Seni pastilah sudah memberi sumbangan terhadap berhasilnya proses evolusi, tetapi bagaimana caranya? Kita pasti tidak punya jawaban pasti, tapi dugaan dalam masyarakat, seni pastilah bersentuhan dengan agama sedemikian rupa, sehingga keduanya sulit dipisahkan. Musik dan tarian prasejarah adalah seni yang dibuat untuk menghasilkan perburuan iman ( ini yang saya tangkap dari TWK) di dalam sana, saya melihat tapi tidak mendapatkan pengalaman kosmos, hanya sebatas konsep-konsep yang penting secara budaya dan makna-makna yang berdaya rangsang emosi.
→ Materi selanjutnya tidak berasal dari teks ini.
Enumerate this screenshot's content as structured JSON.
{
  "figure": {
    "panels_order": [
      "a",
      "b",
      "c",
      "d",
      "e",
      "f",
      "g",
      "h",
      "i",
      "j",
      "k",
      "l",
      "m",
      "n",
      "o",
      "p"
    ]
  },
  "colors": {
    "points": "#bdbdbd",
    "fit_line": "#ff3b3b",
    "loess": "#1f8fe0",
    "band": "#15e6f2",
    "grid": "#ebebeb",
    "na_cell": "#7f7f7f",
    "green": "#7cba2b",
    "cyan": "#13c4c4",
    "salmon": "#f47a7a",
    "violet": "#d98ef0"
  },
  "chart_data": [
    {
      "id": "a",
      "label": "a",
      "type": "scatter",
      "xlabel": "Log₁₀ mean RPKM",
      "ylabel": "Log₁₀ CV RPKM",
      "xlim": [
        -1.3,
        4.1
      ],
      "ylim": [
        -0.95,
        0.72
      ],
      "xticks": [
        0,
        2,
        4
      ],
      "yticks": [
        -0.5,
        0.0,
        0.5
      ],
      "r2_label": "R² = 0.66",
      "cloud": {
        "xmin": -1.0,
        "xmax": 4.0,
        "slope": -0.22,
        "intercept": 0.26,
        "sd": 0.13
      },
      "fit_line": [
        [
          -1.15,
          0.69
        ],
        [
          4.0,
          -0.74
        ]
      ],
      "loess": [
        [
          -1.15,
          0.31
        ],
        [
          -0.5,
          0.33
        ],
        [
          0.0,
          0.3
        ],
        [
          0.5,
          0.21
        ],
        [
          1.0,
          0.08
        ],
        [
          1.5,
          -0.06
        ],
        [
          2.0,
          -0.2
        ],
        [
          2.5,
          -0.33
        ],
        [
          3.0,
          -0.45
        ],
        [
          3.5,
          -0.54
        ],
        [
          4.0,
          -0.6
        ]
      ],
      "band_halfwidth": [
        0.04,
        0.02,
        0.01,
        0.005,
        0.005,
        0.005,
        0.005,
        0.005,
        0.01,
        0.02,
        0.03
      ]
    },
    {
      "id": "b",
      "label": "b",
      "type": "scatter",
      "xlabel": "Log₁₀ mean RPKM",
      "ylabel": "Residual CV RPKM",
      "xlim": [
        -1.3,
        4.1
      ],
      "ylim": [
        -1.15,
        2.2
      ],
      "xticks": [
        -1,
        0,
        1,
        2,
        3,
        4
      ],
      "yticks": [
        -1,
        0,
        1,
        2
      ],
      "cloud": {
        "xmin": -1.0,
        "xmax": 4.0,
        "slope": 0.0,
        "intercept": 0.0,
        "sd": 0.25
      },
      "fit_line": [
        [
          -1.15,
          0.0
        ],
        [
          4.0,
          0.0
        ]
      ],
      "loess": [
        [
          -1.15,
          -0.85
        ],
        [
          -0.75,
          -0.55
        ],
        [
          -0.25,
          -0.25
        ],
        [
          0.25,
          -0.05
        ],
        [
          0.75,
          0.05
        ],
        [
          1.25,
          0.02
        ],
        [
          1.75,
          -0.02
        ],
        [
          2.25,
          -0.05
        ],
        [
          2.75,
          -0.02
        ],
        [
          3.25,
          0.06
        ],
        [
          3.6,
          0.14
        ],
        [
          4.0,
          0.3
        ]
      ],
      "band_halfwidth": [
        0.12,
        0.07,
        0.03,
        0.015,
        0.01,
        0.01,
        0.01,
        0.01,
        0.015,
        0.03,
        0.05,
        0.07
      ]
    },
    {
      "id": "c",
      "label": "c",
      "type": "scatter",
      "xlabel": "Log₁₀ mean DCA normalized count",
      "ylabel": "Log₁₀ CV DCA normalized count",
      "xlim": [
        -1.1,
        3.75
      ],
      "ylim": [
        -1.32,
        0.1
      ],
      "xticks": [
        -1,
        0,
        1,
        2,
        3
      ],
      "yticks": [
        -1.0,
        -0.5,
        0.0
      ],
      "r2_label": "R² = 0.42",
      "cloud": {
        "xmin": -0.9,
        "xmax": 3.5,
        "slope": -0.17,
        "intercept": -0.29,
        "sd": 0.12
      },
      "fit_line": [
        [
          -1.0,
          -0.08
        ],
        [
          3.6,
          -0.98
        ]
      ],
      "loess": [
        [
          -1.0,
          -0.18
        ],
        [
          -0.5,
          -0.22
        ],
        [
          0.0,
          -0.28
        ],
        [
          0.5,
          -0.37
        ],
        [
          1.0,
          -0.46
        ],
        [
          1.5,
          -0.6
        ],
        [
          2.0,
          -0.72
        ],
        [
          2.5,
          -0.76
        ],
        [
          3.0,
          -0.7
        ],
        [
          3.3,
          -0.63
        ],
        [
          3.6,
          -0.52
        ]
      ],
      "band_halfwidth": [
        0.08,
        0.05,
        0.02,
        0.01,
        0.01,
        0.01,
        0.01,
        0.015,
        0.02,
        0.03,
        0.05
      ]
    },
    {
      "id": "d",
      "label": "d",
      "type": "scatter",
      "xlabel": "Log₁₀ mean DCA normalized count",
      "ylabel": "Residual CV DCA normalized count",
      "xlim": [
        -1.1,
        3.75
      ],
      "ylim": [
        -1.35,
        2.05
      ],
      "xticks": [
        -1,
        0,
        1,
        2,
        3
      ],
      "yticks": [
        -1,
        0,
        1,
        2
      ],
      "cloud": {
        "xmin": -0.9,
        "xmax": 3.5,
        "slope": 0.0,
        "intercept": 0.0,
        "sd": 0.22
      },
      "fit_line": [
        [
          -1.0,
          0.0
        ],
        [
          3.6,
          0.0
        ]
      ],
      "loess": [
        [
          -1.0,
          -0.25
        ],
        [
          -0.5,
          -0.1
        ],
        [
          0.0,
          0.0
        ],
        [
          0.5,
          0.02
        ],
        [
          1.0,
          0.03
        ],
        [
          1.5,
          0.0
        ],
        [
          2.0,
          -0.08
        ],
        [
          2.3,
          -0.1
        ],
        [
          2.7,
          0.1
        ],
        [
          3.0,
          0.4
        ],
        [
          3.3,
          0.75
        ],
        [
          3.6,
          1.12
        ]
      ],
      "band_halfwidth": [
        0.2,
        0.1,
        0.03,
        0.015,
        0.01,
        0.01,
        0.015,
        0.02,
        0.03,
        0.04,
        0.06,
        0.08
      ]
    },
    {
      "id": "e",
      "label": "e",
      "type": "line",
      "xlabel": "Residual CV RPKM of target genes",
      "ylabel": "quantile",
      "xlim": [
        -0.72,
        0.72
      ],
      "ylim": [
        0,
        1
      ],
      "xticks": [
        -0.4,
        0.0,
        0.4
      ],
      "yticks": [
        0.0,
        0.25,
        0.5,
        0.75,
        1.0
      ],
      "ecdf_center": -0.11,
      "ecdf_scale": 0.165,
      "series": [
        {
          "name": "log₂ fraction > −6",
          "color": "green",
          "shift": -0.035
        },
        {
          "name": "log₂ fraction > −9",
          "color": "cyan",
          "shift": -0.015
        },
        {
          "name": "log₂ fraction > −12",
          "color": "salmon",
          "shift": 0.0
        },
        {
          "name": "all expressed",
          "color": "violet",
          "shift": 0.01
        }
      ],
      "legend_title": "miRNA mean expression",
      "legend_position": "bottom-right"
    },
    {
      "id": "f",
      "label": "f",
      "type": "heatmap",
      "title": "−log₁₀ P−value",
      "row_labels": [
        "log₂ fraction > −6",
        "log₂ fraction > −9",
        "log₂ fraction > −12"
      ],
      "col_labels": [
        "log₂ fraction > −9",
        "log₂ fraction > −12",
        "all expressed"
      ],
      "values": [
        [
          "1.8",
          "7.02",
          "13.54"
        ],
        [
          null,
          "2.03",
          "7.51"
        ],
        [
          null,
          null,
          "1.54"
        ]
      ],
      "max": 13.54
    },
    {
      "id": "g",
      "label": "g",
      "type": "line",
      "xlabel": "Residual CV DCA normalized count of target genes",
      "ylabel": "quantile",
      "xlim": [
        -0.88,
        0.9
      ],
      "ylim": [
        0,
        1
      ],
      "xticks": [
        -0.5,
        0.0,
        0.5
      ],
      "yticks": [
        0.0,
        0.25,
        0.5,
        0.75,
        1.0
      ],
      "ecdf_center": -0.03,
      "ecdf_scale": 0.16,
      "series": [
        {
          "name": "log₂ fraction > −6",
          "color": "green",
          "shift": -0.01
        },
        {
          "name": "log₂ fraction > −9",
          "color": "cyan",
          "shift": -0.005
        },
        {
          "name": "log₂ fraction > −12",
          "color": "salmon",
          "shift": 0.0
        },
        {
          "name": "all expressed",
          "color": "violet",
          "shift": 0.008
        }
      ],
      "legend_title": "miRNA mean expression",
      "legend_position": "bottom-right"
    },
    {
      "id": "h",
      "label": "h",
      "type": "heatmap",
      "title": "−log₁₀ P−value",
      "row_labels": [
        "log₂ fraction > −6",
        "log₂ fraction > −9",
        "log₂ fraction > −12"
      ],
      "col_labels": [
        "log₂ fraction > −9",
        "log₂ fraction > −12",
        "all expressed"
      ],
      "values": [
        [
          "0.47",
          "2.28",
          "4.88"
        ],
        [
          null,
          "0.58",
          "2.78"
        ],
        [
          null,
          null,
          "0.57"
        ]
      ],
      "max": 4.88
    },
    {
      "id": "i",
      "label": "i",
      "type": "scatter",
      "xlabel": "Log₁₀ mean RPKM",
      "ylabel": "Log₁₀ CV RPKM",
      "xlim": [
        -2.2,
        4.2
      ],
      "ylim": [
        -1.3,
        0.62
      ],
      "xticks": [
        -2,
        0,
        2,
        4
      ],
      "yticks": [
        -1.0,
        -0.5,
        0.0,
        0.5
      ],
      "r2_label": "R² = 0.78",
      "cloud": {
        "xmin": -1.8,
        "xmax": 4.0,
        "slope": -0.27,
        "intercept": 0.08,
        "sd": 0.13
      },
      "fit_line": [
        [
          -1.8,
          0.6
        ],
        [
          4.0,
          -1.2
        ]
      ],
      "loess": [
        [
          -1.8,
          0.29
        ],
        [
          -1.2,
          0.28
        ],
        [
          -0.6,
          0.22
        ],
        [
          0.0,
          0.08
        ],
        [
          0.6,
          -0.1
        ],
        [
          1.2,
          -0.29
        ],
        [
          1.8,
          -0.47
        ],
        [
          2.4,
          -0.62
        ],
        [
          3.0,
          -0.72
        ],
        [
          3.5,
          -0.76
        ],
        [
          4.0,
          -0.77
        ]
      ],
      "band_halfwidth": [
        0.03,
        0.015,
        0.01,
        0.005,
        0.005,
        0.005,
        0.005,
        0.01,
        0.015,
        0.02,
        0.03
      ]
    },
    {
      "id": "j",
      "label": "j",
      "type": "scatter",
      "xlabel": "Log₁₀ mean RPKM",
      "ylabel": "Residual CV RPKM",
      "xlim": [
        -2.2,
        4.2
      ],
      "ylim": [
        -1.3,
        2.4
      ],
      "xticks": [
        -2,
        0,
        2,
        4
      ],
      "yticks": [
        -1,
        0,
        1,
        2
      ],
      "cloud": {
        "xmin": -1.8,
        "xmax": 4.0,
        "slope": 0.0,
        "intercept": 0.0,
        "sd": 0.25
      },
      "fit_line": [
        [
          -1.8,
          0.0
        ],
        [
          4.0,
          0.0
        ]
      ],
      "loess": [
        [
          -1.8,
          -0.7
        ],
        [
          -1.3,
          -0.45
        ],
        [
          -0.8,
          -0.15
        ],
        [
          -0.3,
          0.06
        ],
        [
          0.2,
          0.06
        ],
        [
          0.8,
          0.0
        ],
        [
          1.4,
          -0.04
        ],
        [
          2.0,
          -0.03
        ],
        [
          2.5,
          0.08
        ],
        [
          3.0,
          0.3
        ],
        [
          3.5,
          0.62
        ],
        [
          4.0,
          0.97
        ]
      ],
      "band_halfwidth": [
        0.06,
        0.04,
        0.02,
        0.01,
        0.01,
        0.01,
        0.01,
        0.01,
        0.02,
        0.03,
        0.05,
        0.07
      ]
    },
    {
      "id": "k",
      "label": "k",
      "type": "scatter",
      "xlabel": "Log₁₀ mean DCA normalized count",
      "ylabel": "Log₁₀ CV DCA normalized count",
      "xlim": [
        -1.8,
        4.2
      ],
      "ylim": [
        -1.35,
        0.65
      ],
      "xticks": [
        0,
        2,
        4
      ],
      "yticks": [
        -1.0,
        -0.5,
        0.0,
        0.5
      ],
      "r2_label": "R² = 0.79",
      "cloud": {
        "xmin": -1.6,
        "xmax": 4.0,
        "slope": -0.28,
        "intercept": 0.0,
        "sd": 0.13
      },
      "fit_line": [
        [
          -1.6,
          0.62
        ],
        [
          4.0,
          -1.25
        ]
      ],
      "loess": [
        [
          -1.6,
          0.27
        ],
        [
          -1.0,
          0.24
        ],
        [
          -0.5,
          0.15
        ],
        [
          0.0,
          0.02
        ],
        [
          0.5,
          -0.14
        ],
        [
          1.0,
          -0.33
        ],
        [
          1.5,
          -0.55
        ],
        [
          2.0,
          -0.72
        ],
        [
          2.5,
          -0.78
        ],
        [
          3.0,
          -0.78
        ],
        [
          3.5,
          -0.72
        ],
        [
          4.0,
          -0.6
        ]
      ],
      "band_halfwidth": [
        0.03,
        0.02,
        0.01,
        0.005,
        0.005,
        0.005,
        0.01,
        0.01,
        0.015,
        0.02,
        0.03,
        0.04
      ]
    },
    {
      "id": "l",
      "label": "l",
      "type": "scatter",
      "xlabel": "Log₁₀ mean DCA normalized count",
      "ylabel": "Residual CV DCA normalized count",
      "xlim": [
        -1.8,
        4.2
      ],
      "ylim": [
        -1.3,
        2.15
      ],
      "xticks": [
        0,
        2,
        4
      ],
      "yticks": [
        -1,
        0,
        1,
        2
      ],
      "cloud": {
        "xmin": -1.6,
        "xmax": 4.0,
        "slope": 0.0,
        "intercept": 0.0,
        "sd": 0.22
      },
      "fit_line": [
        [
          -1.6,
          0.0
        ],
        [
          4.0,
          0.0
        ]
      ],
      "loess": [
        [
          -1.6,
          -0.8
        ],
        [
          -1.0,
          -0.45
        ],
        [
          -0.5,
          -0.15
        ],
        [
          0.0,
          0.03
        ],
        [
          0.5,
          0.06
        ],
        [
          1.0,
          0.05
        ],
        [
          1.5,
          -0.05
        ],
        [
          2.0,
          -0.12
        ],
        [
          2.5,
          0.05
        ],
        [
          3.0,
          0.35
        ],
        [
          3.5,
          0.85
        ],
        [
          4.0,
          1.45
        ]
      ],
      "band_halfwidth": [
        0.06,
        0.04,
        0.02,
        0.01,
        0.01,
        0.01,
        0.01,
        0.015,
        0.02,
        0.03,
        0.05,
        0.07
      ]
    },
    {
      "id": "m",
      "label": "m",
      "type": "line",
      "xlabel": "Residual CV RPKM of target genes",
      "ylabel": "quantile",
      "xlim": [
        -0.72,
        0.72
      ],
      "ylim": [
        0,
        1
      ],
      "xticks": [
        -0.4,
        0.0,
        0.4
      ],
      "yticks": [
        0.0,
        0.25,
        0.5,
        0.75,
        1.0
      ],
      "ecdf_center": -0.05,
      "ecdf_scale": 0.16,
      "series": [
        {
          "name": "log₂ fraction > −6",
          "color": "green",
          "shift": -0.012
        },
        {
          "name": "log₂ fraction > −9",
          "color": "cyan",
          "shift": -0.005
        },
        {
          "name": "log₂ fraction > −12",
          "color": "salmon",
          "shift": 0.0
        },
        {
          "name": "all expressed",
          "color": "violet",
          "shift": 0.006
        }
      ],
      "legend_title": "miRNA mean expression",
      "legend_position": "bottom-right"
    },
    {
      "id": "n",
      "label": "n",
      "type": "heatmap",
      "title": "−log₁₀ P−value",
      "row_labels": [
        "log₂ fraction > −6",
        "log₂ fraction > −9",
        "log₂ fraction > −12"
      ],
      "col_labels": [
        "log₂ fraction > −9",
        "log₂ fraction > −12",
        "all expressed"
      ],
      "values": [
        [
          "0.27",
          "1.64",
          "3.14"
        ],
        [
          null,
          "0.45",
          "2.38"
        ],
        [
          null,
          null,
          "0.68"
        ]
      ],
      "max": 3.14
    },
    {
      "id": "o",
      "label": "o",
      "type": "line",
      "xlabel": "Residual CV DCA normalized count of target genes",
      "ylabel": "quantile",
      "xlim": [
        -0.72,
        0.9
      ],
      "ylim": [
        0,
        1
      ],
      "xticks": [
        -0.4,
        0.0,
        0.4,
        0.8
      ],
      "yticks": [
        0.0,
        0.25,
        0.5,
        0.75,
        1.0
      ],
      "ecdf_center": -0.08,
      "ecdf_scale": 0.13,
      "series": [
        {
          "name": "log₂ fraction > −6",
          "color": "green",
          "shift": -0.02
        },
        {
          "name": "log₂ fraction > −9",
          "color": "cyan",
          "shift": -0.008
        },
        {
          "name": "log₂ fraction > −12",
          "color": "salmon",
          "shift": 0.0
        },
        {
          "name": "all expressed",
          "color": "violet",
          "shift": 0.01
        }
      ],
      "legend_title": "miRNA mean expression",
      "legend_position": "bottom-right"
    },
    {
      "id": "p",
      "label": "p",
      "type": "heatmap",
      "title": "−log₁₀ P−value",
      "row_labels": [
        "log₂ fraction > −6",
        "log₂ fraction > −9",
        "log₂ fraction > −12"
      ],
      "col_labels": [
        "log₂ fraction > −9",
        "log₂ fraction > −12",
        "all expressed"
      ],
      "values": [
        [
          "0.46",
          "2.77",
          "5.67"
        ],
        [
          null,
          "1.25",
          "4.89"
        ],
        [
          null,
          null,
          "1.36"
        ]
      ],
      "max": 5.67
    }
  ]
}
Seni memang tidak bisa dipisahkan dari agama. Maka peran spiritual seni harus sama dengan peran spiritual agama. Peran itu harus sama, karena kendati mungkin telah mengembangkan kehidupan sendiri yang terpisah dari agama, seni masih tetap merupakan daya penyatu buat budaya dan sub budaya.
Seni seperti cinta, lebih mudah dialami daripada diberi definisi. Kebalikan dari agama, lebih mudah diberi definisi daripada dialami. Padahal harus sama.